这是个好消息,美国基金的客户和taxpayers, who together invested $29.4 billion in PPIP. But several managers are warning investors to expect mid- to high-teen annual returns over the life of the funds, which have a three-year investment window and a five-year wind-down. “We are confident that the fund’s structure will continue to generate attractive relative returns in the future, but it’s still too premature to tell if current capital appreciation trends are sustainable,” says Jonathan Lieberman, head of residential and consumer debt at New York–based investment adviser Angelo, Gordon & Co., whose fund’s 52 percent return made it the top PPIP performer. “It’s a nine-inning game, and we’re still in the third or fourth inning,” adds Lieberman, whose firm co-manages the fund with Norwalk, Connecticut-based GE Capital Real Estate.

这项计划aimed to kick-start trading in the stalled $2.1 trillion RMBS and CMBS markets, while giving financial institutions an opportunity to scrub some of their more-illiquid assets off their balance sheets. “The idea was to alleviate the uncertainty and lack of price discovery in the RMBS and CMBS markets, which was causing a dislocation for the banks and marketplace,” says David Miller, CIO of the Treasury’s Office of Financial Stability.
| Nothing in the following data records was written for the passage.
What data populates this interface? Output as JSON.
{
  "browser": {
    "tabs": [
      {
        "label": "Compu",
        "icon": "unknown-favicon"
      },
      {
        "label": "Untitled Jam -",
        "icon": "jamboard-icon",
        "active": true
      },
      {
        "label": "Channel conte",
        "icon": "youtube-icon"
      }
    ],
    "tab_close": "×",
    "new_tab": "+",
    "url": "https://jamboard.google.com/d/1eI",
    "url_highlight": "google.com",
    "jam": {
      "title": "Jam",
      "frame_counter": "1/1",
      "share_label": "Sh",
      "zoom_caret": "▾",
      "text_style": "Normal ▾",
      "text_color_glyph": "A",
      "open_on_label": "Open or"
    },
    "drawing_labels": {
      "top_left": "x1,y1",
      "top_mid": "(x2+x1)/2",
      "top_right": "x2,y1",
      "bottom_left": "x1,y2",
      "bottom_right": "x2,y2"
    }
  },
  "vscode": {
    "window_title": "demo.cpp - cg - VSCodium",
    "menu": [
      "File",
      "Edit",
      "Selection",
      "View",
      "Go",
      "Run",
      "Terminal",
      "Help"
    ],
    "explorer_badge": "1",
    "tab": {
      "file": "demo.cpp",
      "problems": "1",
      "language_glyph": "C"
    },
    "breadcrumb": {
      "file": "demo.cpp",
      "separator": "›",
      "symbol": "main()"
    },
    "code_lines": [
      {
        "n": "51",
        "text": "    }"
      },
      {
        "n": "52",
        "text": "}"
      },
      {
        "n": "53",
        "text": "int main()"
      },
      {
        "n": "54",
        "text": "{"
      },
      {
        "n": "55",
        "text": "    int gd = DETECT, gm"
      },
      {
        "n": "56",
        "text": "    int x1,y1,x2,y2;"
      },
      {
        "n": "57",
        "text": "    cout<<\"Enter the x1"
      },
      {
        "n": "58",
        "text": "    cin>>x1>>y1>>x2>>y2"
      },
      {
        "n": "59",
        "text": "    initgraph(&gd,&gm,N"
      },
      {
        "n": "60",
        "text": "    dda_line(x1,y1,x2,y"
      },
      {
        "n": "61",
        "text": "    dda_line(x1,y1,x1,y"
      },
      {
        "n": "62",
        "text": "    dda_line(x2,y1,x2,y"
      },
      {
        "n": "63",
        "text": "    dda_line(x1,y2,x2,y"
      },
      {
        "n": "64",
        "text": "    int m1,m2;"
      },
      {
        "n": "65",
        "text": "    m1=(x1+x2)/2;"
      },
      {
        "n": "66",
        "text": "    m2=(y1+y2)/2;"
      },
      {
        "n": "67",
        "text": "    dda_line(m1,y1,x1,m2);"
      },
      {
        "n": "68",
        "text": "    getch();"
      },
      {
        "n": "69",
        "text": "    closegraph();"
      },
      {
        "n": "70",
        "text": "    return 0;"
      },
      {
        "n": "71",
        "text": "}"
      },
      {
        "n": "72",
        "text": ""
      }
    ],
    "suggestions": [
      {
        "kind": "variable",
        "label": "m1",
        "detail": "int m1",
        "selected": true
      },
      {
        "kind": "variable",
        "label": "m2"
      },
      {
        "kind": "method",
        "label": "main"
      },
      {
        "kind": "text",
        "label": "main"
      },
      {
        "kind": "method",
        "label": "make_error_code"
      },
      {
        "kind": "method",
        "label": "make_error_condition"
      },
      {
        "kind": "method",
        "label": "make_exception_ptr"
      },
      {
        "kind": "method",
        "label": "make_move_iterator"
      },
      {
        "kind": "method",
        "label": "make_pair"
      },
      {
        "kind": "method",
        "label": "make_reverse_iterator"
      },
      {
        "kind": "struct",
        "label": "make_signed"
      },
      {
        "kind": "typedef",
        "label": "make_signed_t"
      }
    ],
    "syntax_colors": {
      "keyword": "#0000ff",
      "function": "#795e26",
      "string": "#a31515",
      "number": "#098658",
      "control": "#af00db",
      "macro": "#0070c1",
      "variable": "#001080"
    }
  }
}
The Treasury poured $7.35 billion of equity into the program and lent $14.7 billion to the fund managers, which raised the remaining $7.35 billion. The funds are mandated to invest in mortgage-backed securities rated triple-A prior to 2009; many have since deteriorated in price and ratings.

Before PPIP was announced in March 2009, the MBS market had ground to a halt, says Jeffrey Phlegar, president of special opportunities and advisory services at New York’s AllianceBernstein, a PPIP manager that returned 40.8 percent. “There was no liquidity in the asset class, as the paper was perceived as being too risky, compounded by bad words like ‘subprime’ being thrown around,” he explains. PPIP helped create a valuation framework that righted dysfunctional markets, Phlegar says.

By most accounts, the program is a success. A decline in residential mortgage delinquencies has lifted the RMBS market, despite the drop in housing prices. Subprime delinquencies fell from 52 percent early in 2010 to about 46 percent in the third quarter, according to Andrew Rabinowitz, COO and partner at New York–based Marathon Asset Management, which saw its PPIP fund gain 44.3 percent.

The CMBS market hasn’t fared so well. Phlegar thinks it’s too early to aggressively allocate to this sector, given that bond prices have risen substantially while commercial real estate keeps eroding. His firm, which has invested 80 percent of its capital, is holding off on deploying the rest. “We are saving some powder for when and if the market provides us with a more attractive entry point,” Phlegar says.

Anticipation of the program’s launch boosted the demand for mortgage-backed securities, triggering a trading surge among banks and broker-dealers. In response, however, some banks and institutions decided to keep their assets rather than sell at a loss. So although PPIP improved transparency and trading, it hasn’t cleansed balance sheets of MBSs. Nor has it increased lending, Phlegar adds.

Renewed interest in these securities has PPIP managers agreeing that the MBS sector is now more of an alpha play, requiring a high level of expertise to analyze the underlying real estate assets and the credit markets. “There is still a lot of good opportunity out there, but it’s going to be more about asset selection than a macro play,” Marathon’s Rabinowitz says.